Researchers have found a way to predict when stormy weather is ahead for cloud computing.

First, a quick recap of cloud computing. Cloud computing allows lots of different users to tap into a large-scale computer hosting infrastructure. This gives them access to computing power they wouldn’t otherwise have. Okay, back to the new stuff…

Cloud computing can run into problems, ranging from bottlenecks that slow operating speed to full-bore host failures. That’s bad if your company relies on a host infrastructure that fails. It is also bad for the company that operates the host infrastructure (since they’ll have to pay for failing to provide adequate service.)

But what if you could catch these problems before they became, well, problems? It would give the hosting infrastructure a chance to diagnose what is going on and take steps to minimize (or possibly prevent) any potential damage. That’s a great idea, right? However, (surprise!) it’s complicated.

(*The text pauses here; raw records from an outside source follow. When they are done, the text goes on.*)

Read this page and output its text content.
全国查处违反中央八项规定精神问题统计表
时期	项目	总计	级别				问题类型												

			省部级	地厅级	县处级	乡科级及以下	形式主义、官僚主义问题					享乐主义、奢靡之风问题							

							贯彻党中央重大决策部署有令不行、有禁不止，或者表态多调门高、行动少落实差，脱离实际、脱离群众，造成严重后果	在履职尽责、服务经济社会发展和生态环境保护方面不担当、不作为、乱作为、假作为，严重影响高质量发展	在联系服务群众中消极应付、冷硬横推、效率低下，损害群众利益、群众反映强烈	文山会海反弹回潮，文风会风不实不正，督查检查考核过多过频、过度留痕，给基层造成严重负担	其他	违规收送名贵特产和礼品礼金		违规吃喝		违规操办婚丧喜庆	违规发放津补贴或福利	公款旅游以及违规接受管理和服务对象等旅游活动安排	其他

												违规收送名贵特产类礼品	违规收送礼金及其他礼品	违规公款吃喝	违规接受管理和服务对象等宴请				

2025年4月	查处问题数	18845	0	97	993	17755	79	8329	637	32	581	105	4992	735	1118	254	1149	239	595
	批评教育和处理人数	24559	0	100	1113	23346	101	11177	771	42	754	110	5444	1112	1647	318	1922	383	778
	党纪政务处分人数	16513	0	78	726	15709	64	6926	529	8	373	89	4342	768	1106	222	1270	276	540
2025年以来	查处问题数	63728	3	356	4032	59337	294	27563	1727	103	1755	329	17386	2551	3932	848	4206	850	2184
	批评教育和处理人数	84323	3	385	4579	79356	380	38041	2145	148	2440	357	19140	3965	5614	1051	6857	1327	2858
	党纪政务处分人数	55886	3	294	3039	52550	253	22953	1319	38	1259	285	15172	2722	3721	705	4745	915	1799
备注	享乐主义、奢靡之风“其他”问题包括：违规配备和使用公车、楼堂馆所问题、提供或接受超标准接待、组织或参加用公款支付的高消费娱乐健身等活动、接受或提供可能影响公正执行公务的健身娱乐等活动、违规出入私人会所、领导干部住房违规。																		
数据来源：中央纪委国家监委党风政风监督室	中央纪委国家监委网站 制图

The problem is that in order to identify abnormal activity, you have to be able to define normal activity. Since host infrastructures have lots of clients doing lots of different things at lots of different times, it’s tough to accurately define what constitutes “normal” behavior.

This is where Helen Gu comes in. Gu, an assistant professor of computer science at NC State, worked with NC State student Yongmin Tan and Haixun Wang of Microsoft Research Asia to develop a collection of models that examine activity in hosting infrastructure under many different scenarios. This effectively allows the models to have multiple definitions of what constitutes normal behavior – and makes it much easier to accurately identify anomalies that could blossom into major problems.

The work will be unveiled later this month in Zurich. Hopefully it can help us avoid cloud computing traffic jams.